Поразительно терпелив наш народ. Здесь в Тверской области, на Овинищенской возвышенности чего только не выращивали. Как и полагается по правилам севооборота, одни и те же поля засеивались в разные годы злаками, кормовыми, зеленными, техническими, овощными культурами, превращались в озера голубого льна. То есть можно сказать, выращивали все, что нужно для жизни, однако, при этом те самые буханки, которые ребятишки приспосабливали для состава поездов, в магазине еще в начале 50-х годов купить было непросто. Жители поселка, чтобы купить хлеб, занимали очередь в пять часов утра. В семь открывали магазин, еще около часа толкотни и ты с хлебом, который сегодня привезли. Дальше сам думай, взять, сколько дадут впрок, или обходись как знаешь. Тем не менее, люди понимали эти временные трудности и продолжали восстанавливать народное хозяйство. Они платили налоги за плодовые деревья и ягодные кустарники в огородах, отдавали долг государству за возможность выпаса скотины на пастбище летом, приобретали облигации государственного займа. В общем, жили как все в огромной стране с надеждой на счастливое будущее, пусть не свое, а детей и внуков.

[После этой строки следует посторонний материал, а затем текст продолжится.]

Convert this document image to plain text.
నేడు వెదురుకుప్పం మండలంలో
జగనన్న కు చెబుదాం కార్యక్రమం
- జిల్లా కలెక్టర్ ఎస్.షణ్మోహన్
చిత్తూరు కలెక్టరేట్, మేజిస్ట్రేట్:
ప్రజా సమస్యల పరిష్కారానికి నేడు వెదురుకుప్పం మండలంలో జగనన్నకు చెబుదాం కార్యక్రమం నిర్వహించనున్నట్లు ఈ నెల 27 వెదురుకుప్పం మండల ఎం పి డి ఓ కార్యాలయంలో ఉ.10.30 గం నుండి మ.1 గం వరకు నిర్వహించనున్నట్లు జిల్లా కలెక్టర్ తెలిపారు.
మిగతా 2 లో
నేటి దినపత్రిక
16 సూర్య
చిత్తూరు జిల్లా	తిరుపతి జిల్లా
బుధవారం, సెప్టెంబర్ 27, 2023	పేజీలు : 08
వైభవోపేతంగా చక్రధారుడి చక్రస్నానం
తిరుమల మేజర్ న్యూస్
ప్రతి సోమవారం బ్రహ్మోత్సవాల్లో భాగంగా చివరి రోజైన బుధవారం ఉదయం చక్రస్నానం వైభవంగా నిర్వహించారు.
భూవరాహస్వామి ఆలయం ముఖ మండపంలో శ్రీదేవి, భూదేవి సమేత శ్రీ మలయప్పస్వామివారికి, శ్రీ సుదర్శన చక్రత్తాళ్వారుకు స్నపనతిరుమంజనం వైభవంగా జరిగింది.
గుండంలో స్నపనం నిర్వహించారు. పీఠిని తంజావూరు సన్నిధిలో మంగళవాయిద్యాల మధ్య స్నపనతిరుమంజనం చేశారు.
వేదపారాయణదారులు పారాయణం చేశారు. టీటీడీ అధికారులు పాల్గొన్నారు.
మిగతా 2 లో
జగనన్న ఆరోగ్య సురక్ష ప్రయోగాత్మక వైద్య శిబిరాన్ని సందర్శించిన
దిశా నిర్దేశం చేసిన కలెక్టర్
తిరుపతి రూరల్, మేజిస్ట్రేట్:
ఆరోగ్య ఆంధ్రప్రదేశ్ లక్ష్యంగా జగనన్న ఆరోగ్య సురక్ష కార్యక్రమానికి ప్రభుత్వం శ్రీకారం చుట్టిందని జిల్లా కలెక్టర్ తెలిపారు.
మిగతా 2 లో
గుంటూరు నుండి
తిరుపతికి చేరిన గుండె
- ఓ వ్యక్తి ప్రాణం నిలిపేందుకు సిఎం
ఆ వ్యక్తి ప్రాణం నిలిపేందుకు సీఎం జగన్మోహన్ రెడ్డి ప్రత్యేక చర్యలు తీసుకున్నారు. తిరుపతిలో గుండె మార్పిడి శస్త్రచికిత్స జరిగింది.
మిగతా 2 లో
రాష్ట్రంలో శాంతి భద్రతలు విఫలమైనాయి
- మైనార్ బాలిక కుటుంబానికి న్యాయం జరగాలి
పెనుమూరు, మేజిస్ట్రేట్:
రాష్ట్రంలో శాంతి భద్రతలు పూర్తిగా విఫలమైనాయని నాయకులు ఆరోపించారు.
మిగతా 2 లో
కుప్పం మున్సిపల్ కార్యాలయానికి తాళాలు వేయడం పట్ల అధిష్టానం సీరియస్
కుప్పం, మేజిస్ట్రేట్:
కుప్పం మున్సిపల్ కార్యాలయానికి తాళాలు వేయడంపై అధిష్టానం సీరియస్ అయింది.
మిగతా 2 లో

С течением жизни время меняет свою скорость. Вот и Журавлевы не успели оглянуться, как их младшая дочь, Людмила, закончила сначала семилетнюю школу в Попадино, затем одиннадцатый класс Сонковской железнодорожной школы №9 и, определившись с профессиональным выбором, в 1963 году отправилась в Ленинград. К этому времени Иван Петрович уже более четырех десятков лет отдал служению на железной дороге. Так продолжалось до середины лета 1965 года. Тогда дед мой почувствовал усталость от работы, как со временем проявляет усталость металл в инженерных конструкциях и без видимых дефектов механизм перестает срабатывать, как это положено, дает сбой. Привыкший выполнять свою работу на высоком уровне, он принимает решение в возрасте 60 лет закончить свой профессиональный путь, передав свои заботы новому старшему дорожному мастеру дистанции пути Бомбину Алексею Даниловичу. С той поры, не смотря на то, что отошел от дел, его сослуживцы не забывали опытного железнодорожника, который никогда не отказывал никому ни советом, ни в помощи, пока был в силах.

(Иван Петрович 1962 г.)

Отойти от профессиональных дел означало для Ивана Петровича найти себе новое применение. Он стал помогать всем в строительных делах, кому крышу покрыть дранкой, кому отремонтировать или срубить дом, соорудить хозяйственные постройки. В своем хозяйстве занялся созданием семенного запаса лучших сортов овощных культур, прививал плодовые деревья, чему его научили еще в Приданихе, задумывался о создании небольшой пасеки, несмотря на близкое расположение железной дороги.

Часть планов ему удалось реализовать, но от судьбы не уйдешь. Она тебя обманет, а ты ее – нет. Разве мог мой дед знать тогда, что отпущено ему земной жизни еще пять с половиной лет и все! Осенью 1970 года, закончив все хлопоты по хозяйству, после обращения в дорожную клинику на Боровой улице в Ленинграде, он понимает, что выявленный у него недуг серьезный, и что болезнь не отступит. И снова Иван Петрович принимает волевое решение держаться до последнего, не позволить превратить себя в объект особенных забот родных, не тратить отпущенное ему короткое время на бесконечные медицинские манипуляции, завершить жизнь достойно. И ему это удалось. Только за шесть дней до ухода из жизни он окончательно ослабел и слег. В ночь на12 февраля 1971 года, в 0 часов 50 минут закончился его жизненный путь. Теперь, когда в моем сознании наступило четкое просветление и осознание жизни бабушки с дедом, я отчетливо понимаю, какое горе настигло Марию Ивановну в связи с кончиной мужа, который всю жизнь был ей надежной опорой во всем. Кто как не односельчане поддержали ее в эту трудную минуту. Первой среди них стала Кузьмина Василиса, которая посреди ночи пришла в дом Журавлевых с Вокзальной улицы, чтобы помочь и не оставлять Марию одну. Наутро это стало известно и в дистанции пути, когда Мария Ивановна пришла к старшему дорожному мастеру, Бомбину Алексею Даниловичу, и сообщила, что Иван Петрович приказал всем долго жить. Соня Дмитриева по телеграфу разослала по всем адресам родственников печальное известие. Остальные заботы взяли на себя руководители дистанция пути. Успели односельчане побеспокоиться и о душе усопшего. Поскольку дед, крещенный в младенчестве, всю жизнь ходил с партийным билетом в кармане, но в его доме все же был красный угол с иконой, его заочно отпели в ближайшем действующем храме.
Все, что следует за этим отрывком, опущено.